Correct me if I'm wrong...

Are you in 9th Grade Geometry by any chance? I learned this last year, and may have well forgotten, so...

Oops, I didn't even bother to look at the image, and only viewed the triangle in my mind... this is inaccurate, and I will take a look.

Well, for now We'll wait and see... I'm a little 'rusty', and I keep coming up with 0 = 0 ... This would mean that there are infinite many solutions, but I doubt that there are... For now though, I will go with that answer... Infinite many solutions.

The sine rule makes it in to a fairly simple problem. You only need to write down two equations and then solve for x, no need to work out any relation between side lengths or anything like that.

can you pleas complete the solution

i know its x=10 but how

Do you understand how the sine rule can be applied here?

http://www.gogeometry.com/problem/problem013.htm

Given point D lies between point A and point C.
Given AB = CD.
Given x is an angle.
Given angle BAD = 4x
Given angle CBD = 5x
Given angle BCD = 3x

Since angle ADB is an exterior angle of triangle BCD, then angle ADB = angle CBD + angle BCD. Thus angle ADB = 8x.

Since BD is a side shared by the two triangles, call this length M. Since AB = CD, call this length L. Then by the sine theorem, referenced by AlphaNumeric,

(sine angle BAD) / (BD) = (sine angle ADB)/(AB) and
(sine angle BCD) / (BD) = (sine angle CBD)/(CD) or
(sine 4x)/M = (sine 8x)/L and (sine 3x)/M = (sine 5x)/L or
(sine 4x)/(sine 8x) = M/L and (sine 3x)/(sine 5x) = M/L

without knowing M/L, we set equals against equals in the equation of one variable

(sine 4x)/(sine 8x) = (sine 3x)/(sine 5x) or
(sine 5x) = (sine 3x)(sine 8x)/(sine 4x)

Using the fact that (in radians) sine x = [ e^(ix) - e^(-ix) ] / (2i) we expand and reduce the expression.

[ e^(i5x) - e^(-i5x) ] / (2i) = [ [ e^(i3x) - e^(-i3x) ] / (2i) ] [ e^(i8x) - e^(-i8x) ] / [ e^(i4x) - e^(-i4x) ]
or
[ e^(i5x) - e^(-i5x) ] / (2i) = [ [ e^(i3x) - e^(-i3x) ] / (2i) ] [ e^(i4x) + e^(-i4x) ]
or
e^(i7x) - e^(i5x) - e^(ix) + e^(-ix) + e^(-i5x) - e^(-i7x) = 0 or
(e^(i2x) - 1)(e^(-i7x))(e^(12ix) - e^(6ix) - 1) = 0
Since we know the solution is a finite, acute angle, by convention in the first quadrent, we discard the first two factors.
e^(12ix) - e^(6ix) - 1 = 0 says
e^(6ix) = ½ ± i½√3 which says sine 6x = ±½√3 which says x = 10°

Knowing this, every angle and side length ratio is known.

It should be noted that sine 30° and sine 60° and sine 90° are nice, while sine 10° and 40° and sine 50° are not in terms of simpler expressions.
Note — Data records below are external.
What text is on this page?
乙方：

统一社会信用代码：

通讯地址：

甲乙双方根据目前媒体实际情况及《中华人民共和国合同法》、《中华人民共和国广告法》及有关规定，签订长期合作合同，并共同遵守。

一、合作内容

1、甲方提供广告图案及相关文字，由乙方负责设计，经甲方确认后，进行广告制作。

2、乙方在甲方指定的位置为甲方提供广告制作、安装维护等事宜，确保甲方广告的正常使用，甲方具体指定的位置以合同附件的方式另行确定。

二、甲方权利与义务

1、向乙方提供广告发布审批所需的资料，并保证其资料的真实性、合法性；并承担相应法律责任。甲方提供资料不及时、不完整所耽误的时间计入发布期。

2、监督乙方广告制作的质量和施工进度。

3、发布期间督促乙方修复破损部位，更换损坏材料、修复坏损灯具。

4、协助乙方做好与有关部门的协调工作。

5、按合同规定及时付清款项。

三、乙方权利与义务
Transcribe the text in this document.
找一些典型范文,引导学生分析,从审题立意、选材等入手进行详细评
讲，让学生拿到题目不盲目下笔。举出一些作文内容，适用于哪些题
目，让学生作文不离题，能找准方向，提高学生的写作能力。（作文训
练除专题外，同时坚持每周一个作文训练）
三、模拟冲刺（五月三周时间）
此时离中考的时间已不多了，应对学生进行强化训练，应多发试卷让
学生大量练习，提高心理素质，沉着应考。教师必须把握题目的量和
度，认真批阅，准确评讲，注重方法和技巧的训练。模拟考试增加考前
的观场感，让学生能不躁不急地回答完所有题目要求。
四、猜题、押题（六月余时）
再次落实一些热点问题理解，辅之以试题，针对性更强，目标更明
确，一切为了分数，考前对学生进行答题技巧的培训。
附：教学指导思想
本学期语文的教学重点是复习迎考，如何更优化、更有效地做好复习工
But because of trigonometry, relations like 2 sine 40° sine 50° = sine 100° hold true.

It should be noted that on the original page, the text on the page has little to do with the problem in the diagram. It was incorrectly copied from problem 1
http://www.gogeometry.com/problem/problem001.htm
... as were the hints.

Note: This is my post 2500